The document said that the meeting between Merkel and Ban was about climate change, over which an accord was signed by nearly 200 countries in December agreeing to reduce greenhouse emissions to keep the effects of global warming at bay. The document claims that the NSA spied on the meeting with a motive of protecting the largest oil companies.

"Today we showed that UN Secretary General Ban Ki-moon's private meetings over how to save the planet from climate change were bugged by a country intent on protecting its largest oil companies. We previously published Hillary Clinton orders that U.S. diplomats were to steal the Secretary General's DNA,” Julian Assange, WikiLeaks’ editor said in the statement.
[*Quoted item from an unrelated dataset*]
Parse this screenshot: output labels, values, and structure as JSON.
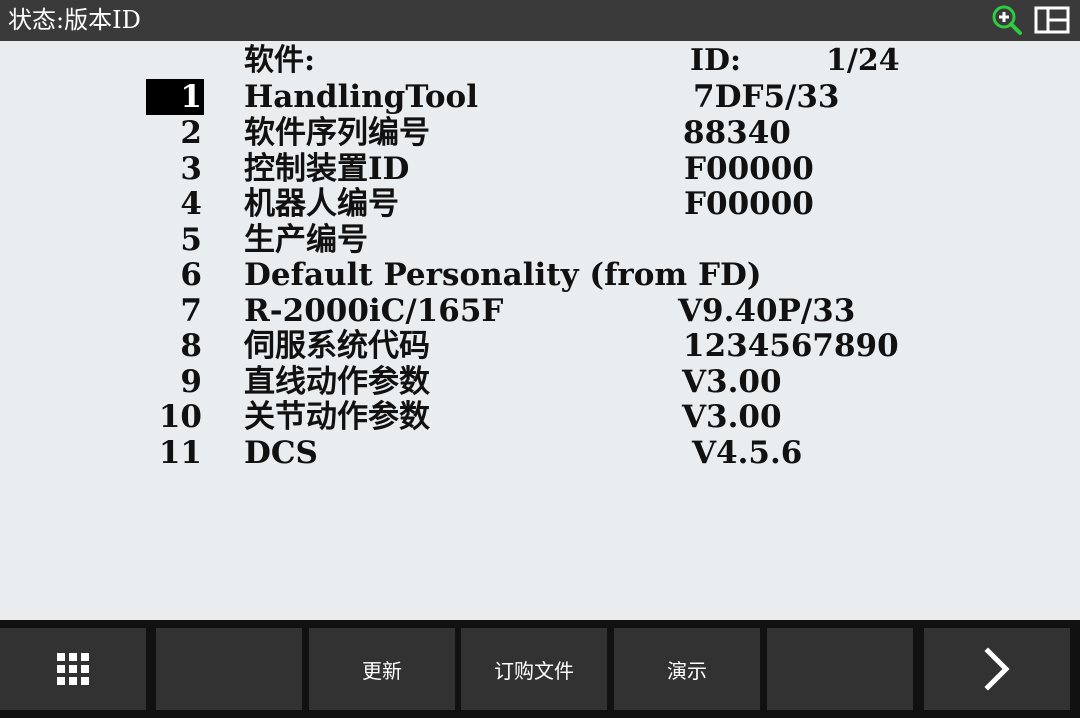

The document also revealed that U.S. officials tapped a meeting in 2010 between Netanyahu and former Italian Prime Minister Silvio Berlusconi, where the former asked for the Italian leader’s help to deal with U.S. President Barack Obama. The documents also mentioned another meeting between Berlusconi and former French President Nicolas Sarkozy during which the former admitted that the Italian banking system was due to “pop like a cork.”
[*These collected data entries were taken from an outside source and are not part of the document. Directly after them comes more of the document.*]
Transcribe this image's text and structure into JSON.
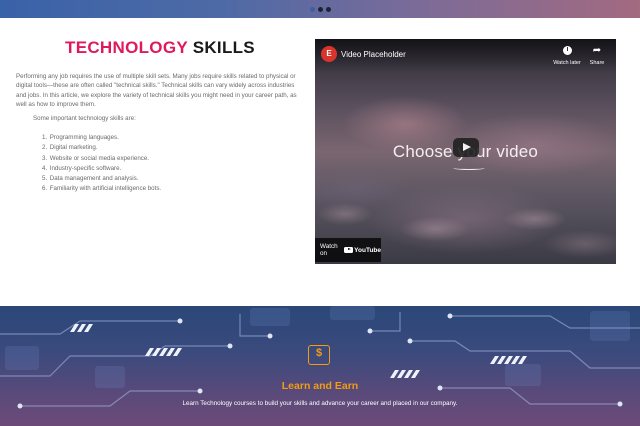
{
  "header": {
    "carousel_dots": 3,
    "gradient": [
      "#3a62a8",
      "#a36a80"
    ]
  },
  "article": {
    "title_accent": "TECHNOLOGY",
    "title_rest": "SKILLS",
    "accent_color": "#e0195a",
    "intro": "Performing any job requires the use of multiple skill sets. Many jobs require skills related to physical or digital tools—these are often called \"technical skills.\" Technical skills can vary widely across industries and jobs. In this article, we explore the variety of technical skills you might need in your career path, as well as how to improve them.",
    "subhead": "Some  important technology skills are:",
    "skills": [
      {
        "num": "1.",
        "label": "Programming languages."
      },
      {
        "num": "2.",
        "label": "Digital marketing."
      },
      {
        "num": "3.",
        "label": "Website or social media experience."
      },
      {
        "num": "4.",
        "label": "Industry-specific software."
      },
      {
        "num": "5.",
        "label": "Data management and analysis."
      },
      {
        "num": "6.",
        "label": "Familiarity with artificial intelligence bots."
      }
    ]
  },
  "video": {
    "channel_icon": "elementor-logo-icon",
    "title": "Video Placeholder",
    "watch_later": "Watch later",
    "share": "Share",
    "overlay_text_a": "Choose ",
    "overlay_text_b": "your",
    "overlay_text_c": " video",
    "watch_on": "Watch on",
    "youtube": "YouTube"
  },
  "banner": {
    "icon": "money-icon",
    "title": "Learn and Earn",
    "text": "Learn Technology courses to build your skills and advance your career and placed in our company.",
    "title_color": "#f39c12"
  }
}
The documents further said that a private meeting between Berlusconi, Merkel and Sarkozy was tapped by the NSA, which has been embroiled in controversy since it was revealed by former U.S. spy agency contractor Edward Snowden that the organization spied on many world leaders and collected phone records of several Americans. In June last year, the Congress passed a law that ended keeping such records on phone calls of American citizens and it was put in place in November.

Assange also said in the statement: “The U.S. government has signed agreements with the U.N. that it will not engage in such conduct against the U.N. — let alone its Secretary General. It will be interesting to see the U.N.'s reaction, because if the Secretary General can be targeted without consequence then everyone from world leader to street sweeper is at risk.”

Another meeting between leaders from the European Union and Japanese trade ministers to discuss the final compromises made potentially toward the World Trade Organization negotiations, was also tapped, the statement by WikiLeaks said.

WikiLeaks was founded in 2006 in Iceland and aims to “disseminate documents, photos and video of political or social significance,” the organization’s Facebook page says. In 2010, WikiLeaks had released over 90,000 secret documents on the U.S.-led military campaign in Afghanistan, followed by about 40,000 military documents of the U.S. military, detailing its operations in Iraq. The Iraq disclosures were followed by millions of diplomatic cables, dating back to 1973, being released.

In June 2012, Assange took refuge at Ecuador’s London embassy to avoid being extradited to Sweden. He is wanted there for questioning over allegations of a sexual assault in 2010, an accusation he denies.